Im Westen Nichts Neues / All Quiet on the Western Front
Erich Maria Remarque, a German veteran of World War I, published Im Westen Nichts Neues in 1929. His book made a splash for its unromantic portrayal of soldiers’ hardship both during and after their time at war. In 1933, when the Nazis rose to power, Remarque’s book became one of the first books to be publically burnt. It has since sold 2.5 million copies and has been translated into 22 languages.
Tauben im Gras / Pigeons on the Grass
Unique in that the events of the entire book take place in the span of one single day, Tauben im Gras portrays the intensity of living in an occupied Germany. All day, allied planes fly overhead. It’s focus on characters experiences rather than events occurring helps highlight the personal cost to Germans of living in the 1950’s.
Die Leiden des jungen Werther von Goethe / The Sorrows of Young Werther
If you thought you could escape a classics list without Goethe you were wrong. Goethe, like Shakespeare in the States, is a grind you just have to endure as a student. Die Leiden des jungen Werther von Goethe, published in 1774, was one of the most important novels in the Sturm und Drang (storm and stress) period of German literature and was rumored to have been written in full in five weeks. The plot revolves around a love triangle between the young Werther, Charlotte and Albert and the tragic mental and physical downfall of Werther.
Die Verwandlung / Metamorphosis
Look familiar? Multi-national novelist and reigning king of magical realism Franz Kafka in 1915 in Leipzig. In the novel, a traveling salesman wakes to find himself transformed into a bug. His works have influenced other great writers and magical realists like the famed Gabriela Marcia Marquez.

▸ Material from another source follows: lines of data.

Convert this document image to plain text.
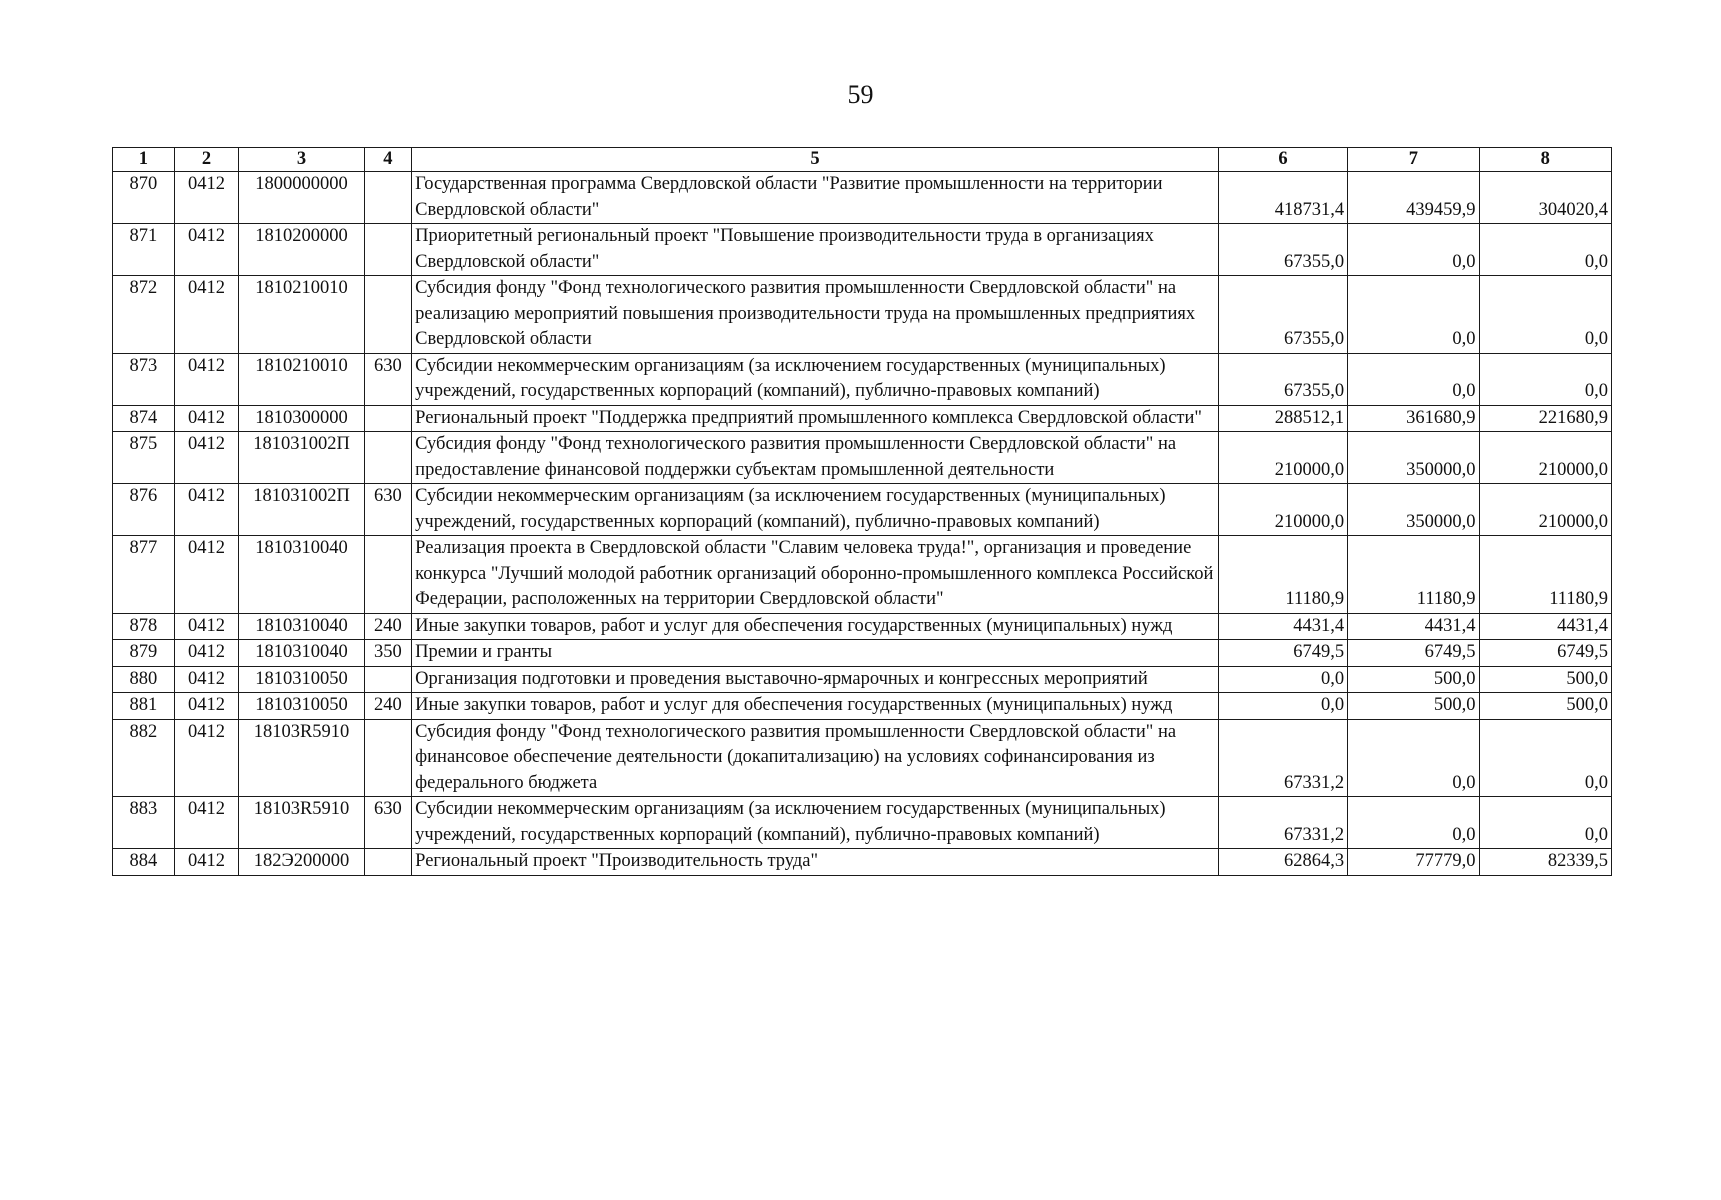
59
1	2	3	4	5	6	7	8
870	0412	1800000000		Государственная программа Свердловской области "Развитие промышленности на территории Свердловской области"	418731,4	439459,9	304020,4
871	0412	1810200000		Приоритетный региональный проект "Повышение производительности труда в организациях Свердловской области"	67355,0	0,0	0,0
872	0412	1810210010		Субсидия фонду "Фонд технологического развития промышленности Свердловской области" на реализацию мероприятий повышения производительности труда на промышленных предприятиях Свердловской области	67355,0	0,0	0,0
873	0412	1810210010	630	Субсидии некоммерческим организациям (за исключением государственных (муниципальных) учреждений, государственных корпораций (компаний), публично-правовых компаний)	67355,0	0,0	0,0
874	0412	1810300000		Региональный проект "Поддержка предприятий промышленного комплекса Свердловской области"	288512,1	361680,9	221680,9
875	0412	181031002П		Субсидия фонду "Фонд технологического развития промышленности Свердловской области" на предоставление финансовой поддержки субъектам промышленной деятельности	210000,0	350000,0	210000,0
876	0412	181031002П	630	Субсидии некоммерческим организациям (за исключением государственных (муниципальных) учреждений, государственных корпораций (компаний), публично-правовых компаний)	210000,0	350000,0	210000,0
877	0412	1810310040		Реализация проекта в Свердловской области "Славим человека труда!", организация и проведение конкурса "Лучший молодой работник организаций оборонно-промышленного комплекса Российской Федерации, расположенных на территории Свердловской области"	11180,9	11180,9	11180,9
878	0412	1810310040	240	Иные закупки товаров, работ и услуг для обеспечения государственных (муниципальных) нужд	4431,4	4431,4	4431,4
879	0412	1810310040	350	Премии и гранты	6749,5	6749,5	6749,5
880	0412	1810310050		Организация подготовки и проведения выставочно-ярмарочных и конгрессных мероприятий	0,0	500,0	500,0
881	0412	1810310050	240	Иные закупки товаров, работ и услуг для обеспечения государственных (муниципальных) нужд	0,0	500,0	500,0
882	0412	18103R5910		Субсидия фонду "Фонд технологического развития промышленности Свердловской области" на финансовое обеспечение деятельности (докапитализацию) на условиях софинансирования из федерального бюджета	67331,2	0,0	0,0
883	0412	18103R5910	630	Субсидии некоммерческим организациям (за исключением государственных (муниципальных) учреждений, государственных корпораций (компаний), публично-правовых компаний)	67331,2	0,0	0,0
884	0412	182Э200000		Региональный проект "Производительность труда"	62864,3	77779,0	82339,5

Johann Christoph Friedrich Schiller was a jack of all trades—philosopher, poet, playwright, and historian. He was also buddy buddy with an already famous Wolfgang von Goethe. He, too, contributed to the Sturm und Drang literary movement and his drama The Robbers included it’s quintessential emotional language, individualism and symbolism, centering around two brothers pitted against each other.
Die Blechtrommel / The Tin Drum
Part of the Danzig Trilogy, Günter Grass’s book, published in 1959 has been praised as having portrayed the forgotten face of history. They focus on the rise of Nazism and the lasting effects of World War II on areas separated after the war ended.
Der Vorleser / The Reader
A book written by a lawyer and judge doesn’t seem like it’d make the classics list but this 1990’s novel captured the attention of generations of Germans coming to terms with their past. Much of the book deals with the divide between those who were born before and after the atrocities of the second world war. It has been translated into 25 languages and was adapted into a film starring Kate Winslet.

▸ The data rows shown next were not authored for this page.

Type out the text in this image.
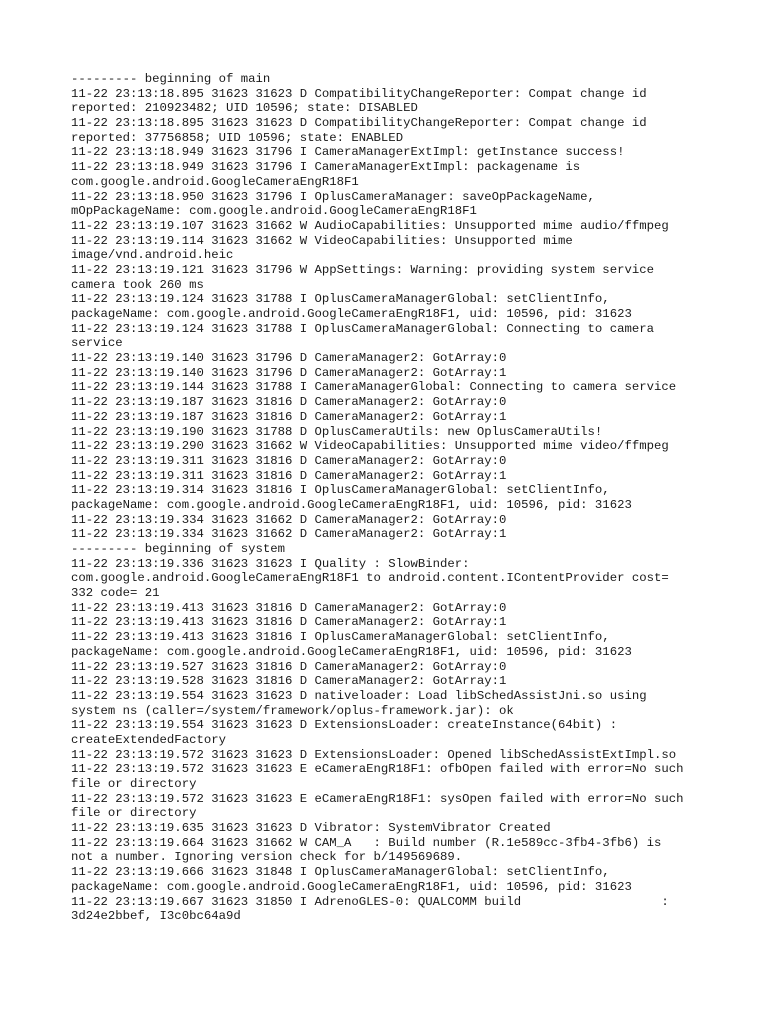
--------- beginning of main
11-22 23:13:18.895 31623 31623 D CompatibilityChangeReporter: Compat change id
reported: 210923482; UID 10596; state: DISABLED
11-22 23:13:18.895 31623 31623 D CompatibilityChangeReporter: Compat change id
reported: 37756858; UID 10596; state: ENABLED
11-22 23:13:18.949 31623 31796 I CameraManagerExtImpl: getInstance success!
11-22 23:13:18.949 31623 31796 I CameraManagerExtImpl: packagename is
com.google.android.GoogleCameraEngR18F1
11-22 23:13:18.950 31623 31796 I OplusCameraManager: saveOpPackageName,
mOpPackageName: com.google.android.GoogleCameraEngR18F1
11-22 23:13:19.107 31623 31662 W AudioCapabilities: Unsupported mime audio/ffmpeg
11-22 23:13:19.114 31623 31662 W VideoCapabilities: Unsupported mime
image/vnd.android.heic
11-22 23:13:19.121 31623 31796 W AppSettings: Warning: providing system service
camera took 260 ms
11-22 23:13:19.124 31623 31788 I OplusCameraManagerGlobal: setClientInfo,
packageName: com.google.android.GoogleCameraEngR18F1, uid: 10596, pid: 31623
11-22 23:13:19.124 31623 31788 I OplusCameraManagerGlobal: Connecting to camera
service
11-22 23:13:19.140 31623 31796 D CameraManager2: GotArray:0
11-22 23:13:19.140 31623 31796 D CameraManager2: GotArray:1
11-22 23:13:19.144 31623 31788 I CameraManagerGlobal: Connecting to camera service
11-22 23:13:19.187 31623 31816 D CameraManager2: GotArray:0
11-22 23:13:19.187 31623 31816 D CameraManager2: GotArray:1
11-22 23:13:19.190 31623 31788 D OplusCameraUtils: new OplusCameraUtils!
11-22 23:13:19.290 31623 31662 W VideoCapabilities: Unsupported mime video/ffmpeg
11-22 23:13:19.311 31623 31816 D CameraManager2: GotArray:0
11-22 23:13:19.311 31623 31816 D CameraManager2: GotArray:1
11-22 23:13:19.314 31623 31816 I OplusCameraManagerGlobal: setClientInfo,
packageName: com.google.android.GoogleCameraEngR18F1, uid: 10596, pid: 31623
11-22 23:13:19.334 31623 31662 D CameraManager2: GotArray:0
11-22 23:13:19.334 31623 31662 D CameraManager2: GotArray:1
--------- beginning of system
11-22 23:13:19.336 31623 31623 I Quality : SlowBinder:
com.google.android.GoogleCameraEngR18F1 to android.content.IContentProvider cost=
332 code= 21
11-22 23:13:19.413 31623 31816 D CameraManager2: GotArray:0
11-22 23:13:19.413 31623 31816 D CameraManager2: GotArray:1
11-22 23:13:19.413 31623 31816 I OplusCameraManagerGlobal: setClientInfo,
packageName: com.google.android.GoogleCameraEngR18F1, uid: 10596, pid: 31623
11-22 23:13:19.527 31623 31816 D CameraManager2: GotArray:0
11-22 23:13:19.528 31623 31816 D CameraManager2: GotArray:1
11-22 23:13:19.554 31623 31623 D nativeloader: Load libSchedAssistJni.so using
system ns (caller=/system/framework/oplus-framework.jar): ok
11-22 23:13:19.554 31623 31623 D ExtensionsLoader: createInstance(64bit) :
createExtendedFactory
11-22 23:13:19.572 31623 31623 D ExtensionsLoader: Opened libSchedAssistExtImpl.so
11-22 23:13:19.572 31623 31623 E eCameraEngR18F1: ofbOpen failed with error=No such
file or directory
11-22 23:13:19.572 31623 31623 E eCameraEngR18F1: sysOpen failed with error=No such
file or directory
11-22 23:13:19.635 31623 31623 D Vibrator: SystemVibrator Created
11-22 23:13:19.664 31623 31662 W CAM_A   : Build number (R.1e589cc-3fb4-3fb6) is
not a number. Ignoring version check for b/149569689.
11-22 23:13:19.666 31623 31848 I OplusCameraManagerGlobal: setClientInfo,
packageName: com.google.android.GoogleCameraEngR18F1, uid: 10596, pid: 31623
11-22 23:13:19.667 31623 31850 I AdrenoGLES-0: QUALCOMM build                   :
3d24e2bbef, I3c0bc64a9d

Those who saw the movie adaptation of this book probably didn’t suspect that it was originally based on a German historical fantasy novel by author Patrick Süskind. This book combines murder and sensuality by following the character Jean-Baptiste Grenouille, born with an exceptional sense of smell. He only explores the possibility of taking another life after discovering the wonderful scent of a young girl. Though the plot sounds creepy, this book has been the inspiration for everything from a Russian musical to a music video of Marilyn Manson.
Winnetou and Old Chatterhand
The most stunning part of German writer Karl Friedrich May’s adventure novels of the American Old West are that he, despite writing in first person, had never actually been there, or to the United States in general. He is one of the best-selling German authors of all time, selling 200 million copies of his books worldwide.